Speaking at the Tennessee Recruitment and Retention Conference, American Trucking Association chief economist Bob Costello predicted that the driver shortage could see some improvement this year. However, he warned that if the industry fails to implement long-term solutions, the shortage could rise to more than 160,000 drivers by 2031. The industry must take decisive action to address this problem before it spirals out of control.
Transportation Topics reported that Costello sounded the alarm, stating that the demographics of the current pool of drivers, along with increasing industry demand, presents a serious challenge. Costello warned of dire consequences if this problem is not addressed effectively, such as empty store shelves due to a lack of drivers. The situation requires urgent attention and action to resolve it.
Unfortunately, this is a complex problem that needs to be resolved. While strict drug testing policies may help ensure the safety of the public, they may also discourage potential drivers from entering the industry, exacerbating driver shortages. Likewise, relaxing drug testing policies may help attract drivers but it also hurts safety and leads to negative consequences.
Ultimately, the relationship between commercial truck driver deficiency and cannabis testing is a delicate balance that requires careful consideration and reflection. It is necessary to assess the advantages and disadvantages of different policies to ensure the safety of drivers and the public while addressing the challenges of driver shortages. Only by doing so can the industry continue to thrive and grow sustainably and responsibly.
Difficulty detecting cannabis-induced weakness.
The challenge of identifying cannabis-induced impairment among truck drivers is a growing concern in the transportation industry. As more states legalize marijuana for medical and recreational use, it is becoming increasingly difficult to determine whether drivers are fit to safely operate commercial vehicles.
Unlike alcohol, which has a clear, universally accepted standard for disability, there is no consensus on the threshold for cannabis use. THC, the active ingredient in marijuana, can remain in a person’s system for days or weeks after use, making it difficult to determine if a driver is a malfunction. Furthermore, roadside testing for cannabis impairments is not yet widely available, which means that law enforcement officials and employers often rely on subjective assessments of drivers’ behavior and cognitive abilities.
This challenge is of particular concern to the transportation industry, as poor driving is a significant risk factor for road accidents, injuries, and deaths. Truck drivers, in particular, are responsible for moving billions of dollars worth of goods, making their safe and reliable operation a critical component of the supply chain. As such, there is an urgent need to develop accurate, reliable, and standardized methods for identifying cannabis vulnerability among truck drivers to ensure their own safety, the safety of other road users, and the smooth operation of the transportation industry.
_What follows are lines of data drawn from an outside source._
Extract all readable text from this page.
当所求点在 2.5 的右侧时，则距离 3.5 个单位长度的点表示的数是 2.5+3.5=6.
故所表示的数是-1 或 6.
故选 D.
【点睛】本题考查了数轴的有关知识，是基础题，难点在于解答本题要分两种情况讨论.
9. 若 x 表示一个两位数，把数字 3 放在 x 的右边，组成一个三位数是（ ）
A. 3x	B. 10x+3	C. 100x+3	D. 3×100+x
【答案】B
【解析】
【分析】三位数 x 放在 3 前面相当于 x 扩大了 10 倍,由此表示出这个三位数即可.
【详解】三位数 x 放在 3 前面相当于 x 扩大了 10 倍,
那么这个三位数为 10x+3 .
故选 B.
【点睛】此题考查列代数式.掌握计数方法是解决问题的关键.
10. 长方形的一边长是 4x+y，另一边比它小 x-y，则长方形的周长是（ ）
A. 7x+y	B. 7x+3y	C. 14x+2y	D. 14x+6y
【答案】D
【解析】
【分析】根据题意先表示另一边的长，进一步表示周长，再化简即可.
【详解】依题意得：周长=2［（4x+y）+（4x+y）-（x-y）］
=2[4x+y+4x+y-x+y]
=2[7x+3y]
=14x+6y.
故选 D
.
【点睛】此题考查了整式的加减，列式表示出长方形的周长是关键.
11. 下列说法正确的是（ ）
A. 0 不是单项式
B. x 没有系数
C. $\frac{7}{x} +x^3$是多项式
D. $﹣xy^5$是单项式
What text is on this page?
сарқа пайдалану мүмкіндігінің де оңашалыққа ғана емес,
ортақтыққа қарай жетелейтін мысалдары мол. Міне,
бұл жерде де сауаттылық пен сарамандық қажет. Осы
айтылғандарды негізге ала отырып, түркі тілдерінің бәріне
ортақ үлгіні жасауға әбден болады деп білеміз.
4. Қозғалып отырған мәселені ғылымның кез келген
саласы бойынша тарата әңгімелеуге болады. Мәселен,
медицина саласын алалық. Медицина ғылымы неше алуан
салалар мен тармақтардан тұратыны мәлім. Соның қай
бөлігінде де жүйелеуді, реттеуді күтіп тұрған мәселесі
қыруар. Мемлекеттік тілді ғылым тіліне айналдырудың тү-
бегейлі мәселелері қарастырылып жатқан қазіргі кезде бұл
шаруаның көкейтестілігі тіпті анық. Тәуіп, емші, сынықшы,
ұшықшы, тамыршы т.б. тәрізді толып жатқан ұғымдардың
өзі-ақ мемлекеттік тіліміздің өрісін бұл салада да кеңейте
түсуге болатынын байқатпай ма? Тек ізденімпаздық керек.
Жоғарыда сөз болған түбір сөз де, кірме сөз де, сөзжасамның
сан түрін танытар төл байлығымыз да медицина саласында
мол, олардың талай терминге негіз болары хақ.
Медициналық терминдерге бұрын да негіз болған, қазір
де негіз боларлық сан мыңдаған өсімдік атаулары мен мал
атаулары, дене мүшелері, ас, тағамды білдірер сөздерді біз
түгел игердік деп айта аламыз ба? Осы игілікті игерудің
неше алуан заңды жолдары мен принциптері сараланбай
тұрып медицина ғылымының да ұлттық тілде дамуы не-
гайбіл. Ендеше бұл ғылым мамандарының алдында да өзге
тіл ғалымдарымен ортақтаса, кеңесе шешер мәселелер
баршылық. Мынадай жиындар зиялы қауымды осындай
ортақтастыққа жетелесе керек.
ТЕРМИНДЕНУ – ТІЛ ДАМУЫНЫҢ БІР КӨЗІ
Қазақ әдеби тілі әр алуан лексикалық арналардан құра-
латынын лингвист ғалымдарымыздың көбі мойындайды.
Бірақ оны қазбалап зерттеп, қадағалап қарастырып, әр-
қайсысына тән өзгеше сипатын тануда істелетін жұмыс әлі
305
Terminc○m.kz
The relationship between truck driver deficiency and cannabis testing cannot be ignored. As more and more truck drivers lose their licenses due to positive cannabis tests, commercial driver shortages may worsen, exacerbating supply chain challenges across the United States. It is critical to address this issue through long-term solutions, such as developing accurate and standardized methods for identifying cannabis vulnerability among truck drivers, to ensure the safety of all road users and the smooth operation of the transportation industry.